3 parts (1.5 oz.) Old Overholt rye whiskey
2 parts (1 oz.) Martini & Rossi sweet vermouth
3-4 dashes Angostura aromatic bitters

Yesterday was a snow day for me, so I decided to whip up examples of David Embury’s major classic cocktails. There are six he says everybody ought to be able to make, as a basis for cocktail knowledge, and for further experimentation. I realize I’ve put up plenty of innovations and outlandish drinks, but the really essential standby cocktails haven’t gotten much airtime. That changes now.

Unfortunately, I couldn’t make all of them. A trot out to the corner store (good on them, being open) got me the citrus I needed, but I was still short the Daiquiri’s light rum and applejack for the Jack Rose. The others will show up as I load them in, all tagged appropriately.

I started with the Manhattan, one of the most famous and most accessible classic cocktails. The Manhattan is that rare drink that is not merely more, but something else entirely than the sum of its parts. A well-mixed Manhattan does not taste like whiskey or vermouth. It tastes like a Manhattan.

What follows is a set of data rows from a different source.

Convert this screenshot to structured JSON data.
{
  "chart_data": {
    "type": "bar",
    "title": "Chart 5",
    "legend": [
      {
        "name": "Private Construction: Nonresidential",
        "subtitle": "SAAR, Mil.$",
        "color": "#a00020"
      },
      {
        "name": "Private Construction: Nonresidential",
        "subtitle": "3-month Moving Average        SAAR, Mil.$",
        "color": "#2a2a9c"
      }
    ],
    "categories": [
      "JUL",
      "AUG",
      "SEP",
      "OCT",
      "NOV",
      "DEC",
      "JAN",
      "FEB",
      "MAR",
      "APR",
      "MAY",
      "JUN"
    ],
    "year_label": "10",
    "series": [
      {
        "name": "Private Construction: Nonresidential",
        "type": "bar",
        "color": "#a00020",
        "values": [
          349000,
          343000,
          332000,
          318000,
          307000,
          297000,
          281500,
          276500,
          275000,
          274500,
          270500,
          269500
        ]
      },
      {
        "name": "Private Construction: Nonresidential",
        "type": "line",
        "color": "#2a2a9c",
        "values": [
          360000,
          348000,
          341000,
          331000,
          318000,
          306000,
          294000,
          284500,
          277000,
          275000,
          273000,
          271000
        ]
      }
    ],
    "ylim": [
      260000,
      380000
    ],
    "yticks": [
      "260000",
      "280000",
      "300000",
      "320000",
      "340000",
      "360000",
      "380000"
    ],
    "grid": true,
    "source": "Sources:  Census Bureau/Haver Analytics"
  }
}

The recipe you see here is a bit of a poor-man’s Manhattan. Old Overholt is perfectly serviceable, but it is bottom-shelf, by rye standards. Now, fortunately, rye whiskey is like applejack, brandy, gin, and dark rum, in that the cheapest stuff you can possibly find will be miles ahead of the glorified ethanol that comes packaged as bottom-shelf vodka, light rum, or nonspecific “whiskey.” I’ll indicate in later posts on the Manhattan what price point we’re talking about. The Manhattan, like many of the classics, falls into the “easy to learn, hard to master” category. It can be varied greatly.

For now, though, let’s talk about the poor-man’s Manhattan. Old Overholt and Jim Beam are the two cheapest ryes on the market. Expect to pay $15 for a fifth. I’ve seen them anywhere from $11 to $22, but $15 is a good estimate. I happened to have Old Overholt, although I tend to prefer the Jim Beam, which is slightly more complex. A tenth-size bottle of Martini & Rossi will hit around $7 or $8 at the most. It is the cheapest vermouth on the market, but as with rye, cheap vermouth is still plenty drinkable.

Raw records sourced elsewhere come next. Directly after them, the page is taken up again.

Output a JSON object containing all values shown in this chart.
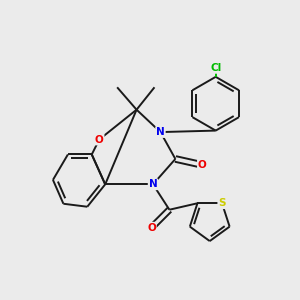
{
  "background_color": "#ebebeb",
  "bond_color": "#1a1a1a",
  "atom_colors": {
    "N": "#0000ee",
    "O": "#ee0000",
    "S": "#cccc00",
    "Cl": "#00bb00",
    "C": "#1a1a1a"
  },
  "figsize": [
    3.0,
    3.0
  ],
  "dpi": 100,
  "lw": 1.4,
  "fontsize": 7.5
}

Never be stingy with the non-whiskey ingredients in a Manhattan, but especially when you’re using bargain ingredients. I say 3-4 dashes here. The bourgeois Manhattan would call for 2-3. The royal Manhattan uses such good stuff the bitters falls to one dash. The vermouth percentage also falls as the whiskey gets better - but I reiterate, don’t be stingy. If your Manhattan is drier than about a 3:1 whiskey:vermouth ratio, you’d be better off with an Old Fashioned.

The end result is extremely drinkable, and a good example of how to do cocktails on a budget. If you (and your guests) are used to drinking nothing but highballs, the Manhattan is a great transition drink. Just be careful with your vermouth, which will eventually spoil if left out. Keep it in the fridge, and you should be fine.